Hast du eine Ahnung wie man je nach User ein anderes Logo/einen anderen Text setzen kann?


Gruß

Paladin


----------



## Andre1002 (9. Feb 2004)

Hallo Paladin,

wenn Du Deiner Liste immer wieder pro Userzeile eine neue Instanz deines Objektes addierst und dieses Objekt ein spezielles Icon erhält, dann wird vor jede auch immer das richtige Icon gezeichnet.

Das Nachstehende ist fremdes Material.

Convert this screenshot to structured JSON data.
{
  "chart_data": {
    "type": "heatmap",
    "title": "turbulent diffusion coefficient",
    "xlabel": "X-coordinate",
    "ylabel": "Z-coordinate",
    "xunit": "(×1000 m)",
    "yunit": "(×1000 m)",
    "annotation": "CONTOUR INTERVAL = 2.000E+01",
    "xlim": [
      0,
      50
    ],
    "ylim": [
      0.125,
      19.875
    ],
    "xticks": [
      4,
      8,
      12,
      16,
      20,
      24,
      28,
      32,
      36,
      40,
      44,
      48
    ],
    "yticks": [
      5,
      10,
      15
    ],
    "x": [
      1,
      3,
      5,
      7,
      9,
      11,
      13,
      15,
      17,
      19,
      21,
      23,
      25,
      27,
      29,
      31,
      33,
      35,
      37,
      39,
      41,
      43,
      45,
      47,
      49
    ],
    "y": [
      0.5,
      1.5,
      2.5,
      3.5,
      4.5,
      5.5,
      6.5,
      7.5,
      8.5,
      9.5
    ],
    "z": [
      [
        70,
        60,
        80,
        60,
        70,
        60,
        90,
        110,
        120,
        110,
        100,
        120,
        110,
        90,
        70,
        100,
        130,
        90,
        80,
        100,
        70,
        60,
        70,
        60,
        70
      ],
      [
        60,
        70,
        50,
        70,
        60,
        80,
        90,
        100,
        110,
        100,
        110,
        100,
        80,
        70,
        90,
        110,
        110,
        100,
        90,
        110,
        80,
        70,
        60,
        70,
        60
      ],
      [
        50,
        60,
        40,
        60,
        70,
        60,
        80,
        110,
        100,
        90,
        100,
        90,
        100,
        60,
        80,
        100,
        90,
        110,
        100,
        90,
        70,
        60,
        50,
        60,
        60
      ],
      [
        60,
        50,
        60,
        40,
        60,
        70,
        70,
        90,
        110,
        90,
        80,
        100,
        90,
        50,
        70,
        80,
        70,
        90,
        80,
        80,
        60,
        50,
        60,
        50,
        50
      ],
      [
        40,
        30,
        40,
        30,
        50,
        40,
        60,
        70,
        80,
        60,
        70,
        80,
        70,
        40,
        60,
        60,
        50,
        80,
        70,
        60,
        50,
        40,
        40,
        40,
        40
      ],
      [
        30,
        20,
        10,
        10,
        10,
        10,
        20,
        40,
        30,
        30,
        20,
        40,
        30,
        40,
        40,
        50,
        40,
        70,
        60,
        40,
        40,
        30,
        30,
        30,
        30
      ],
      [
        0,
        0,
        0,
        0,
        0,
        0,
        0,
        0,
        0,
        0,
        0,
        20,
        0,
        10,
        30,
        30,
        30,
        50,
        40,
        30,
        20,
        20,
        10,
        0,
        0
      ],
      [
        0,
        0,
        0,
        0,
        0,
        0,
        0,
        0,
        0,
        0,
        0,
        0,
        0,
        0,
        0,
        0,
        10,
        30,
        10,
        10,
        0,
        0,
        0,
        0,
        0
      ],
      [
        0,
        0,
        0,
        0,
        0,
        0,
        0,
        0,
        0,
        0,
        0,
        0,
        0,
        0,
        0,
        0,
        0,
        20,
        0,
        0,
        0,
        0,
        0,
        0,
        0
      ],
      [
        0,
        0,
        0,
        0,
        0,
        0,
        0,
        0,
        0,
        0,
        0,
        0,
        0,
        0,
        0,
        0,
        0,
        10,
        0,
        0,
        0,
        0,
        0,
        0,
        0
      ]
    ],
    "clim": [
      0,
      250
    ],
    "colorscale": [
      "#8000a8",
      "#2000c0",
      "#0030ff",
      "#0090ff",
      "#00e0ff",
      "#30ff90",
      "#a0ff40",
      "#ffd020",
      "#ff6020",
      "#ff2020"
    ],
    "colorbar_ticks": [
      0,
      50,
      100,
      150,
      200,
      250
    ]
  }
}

Ich hoffe dass ich Dich richtig verstanden habe...

Andre1002


----------



## Paladin (10. Feb 2004)

Hi Andre,

das leuchtet mir ein nur ich weiss nicht was für ein Objekt ausser dem Vektor
Text und ein Bild aufnehmen kann.

Mit einem Vektor klappt das schonmal nicht weil die JList einen Vektor nur per .setListData(Vektor) akzeptiert und mit diesem Befehl werden alle anderen Einträge gelöscht.
JList.add(Vektor) ist soweit ich weiss nicht möglich (jedenfalls meckert eclipse wenn ich das machen will).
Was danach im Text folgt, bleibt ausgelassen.